Servants of Two Masters: The Economics of ‘Slave-Hiring’
Ennio Piano & Sean-Patrick Alvarez
European Economic Review, November 2025

Abstract:
We explore the economics of ‘slave-hiring’ in the antebellum U.S. South. We argue that the threat of excessive violence against enslaved employees increased the cost of transferring temporary property rights from masters to hirers, implying systematic differences in the prevalence of slave-hiring across industries. Slave-hirers will tend to be underrepresented in industries that rely more heavily on force as a motivational tool, compared to industries that instead employ positive incentives. Our analysis combines qualitative historical insights with quantitative evidence from the ‘Free’ and ‘Slave Schedules’ of the 1860 U.S. Census for Fauquier County, VA. We find that among slaveholders, farmers were approximately 30 percentage points less likely to hire enslaved workers than those in the crafts. This effect persists when we control for slaveholder characteristics and the month in which the information was collected. Our findings shed light on a key institution of the antebellum Southern economy and how slavery was able to adapt and thrive in urban settings. They also provide indirect evidence of James Scott’s hypothesis that agriculture is especially suited to exploitative labor practices.

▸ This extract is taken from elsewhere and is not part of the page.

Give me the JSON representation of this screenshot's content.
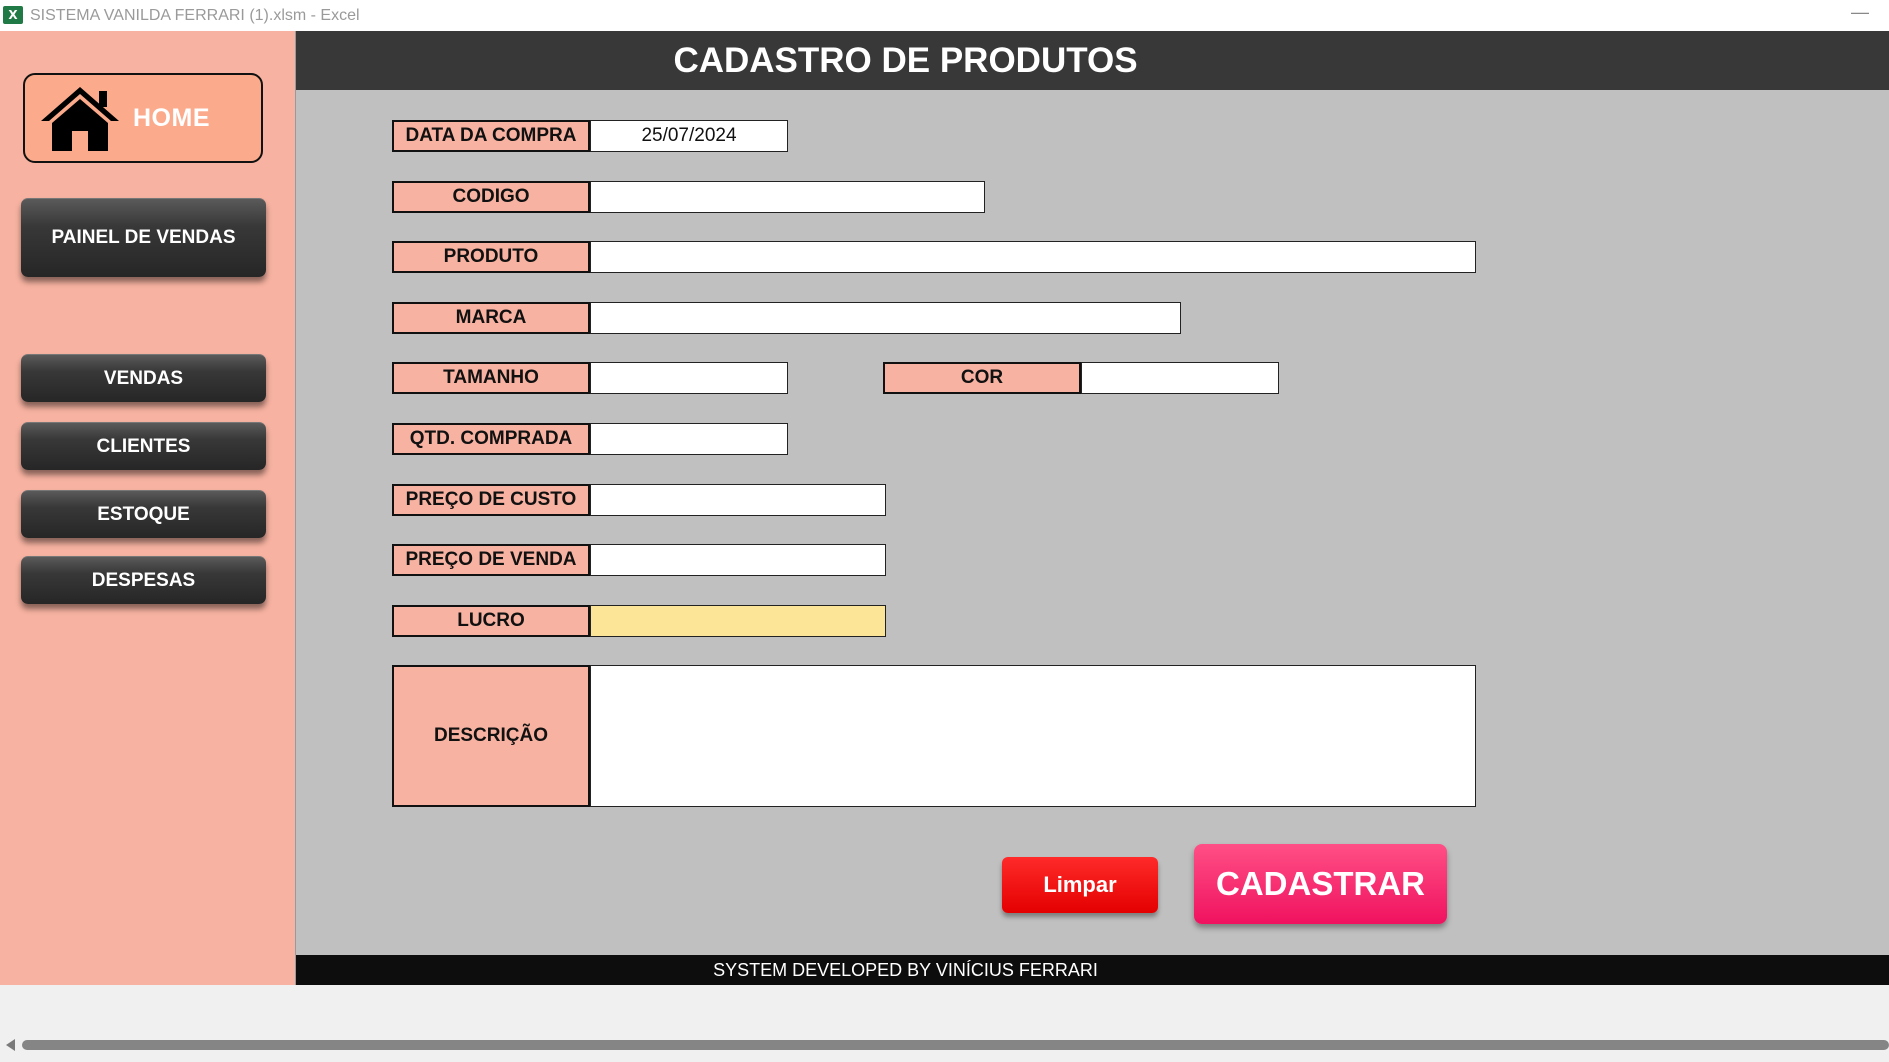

Land, Power, and Property Rights: The Political Economy of Land Titling in Sub-Saharan Africa
Matthew Ribar
American Political Science Review, forthcoming

Abstract:
Only 15% of African households possess a formal title for their agricultural land, despite the widespread availability of titles and their documented benefits. Local politics combine with national land regimes to explain this empirical anomaly. I combine 170,216 household-level observations of titling across 22 African countries with a novel geospatial measure of land values and the returns to agricultural investment. Households in areas with high returns to potential agricultural investment title more. However, in countries with centralized land tenure regimes, strong customary institutions attenuate this relationship; in countries with decentralized land regimes, strong customary institutions reinforce it. I use a case study in Côte d’Ivoire, including an original survey of 801 households and 194 customary elites, to trace these mechanisms at work. This research documents granular variation in the uptake of land titles, illustrates how local politics explain this variation, and outlines conditions under which customary elites impede development.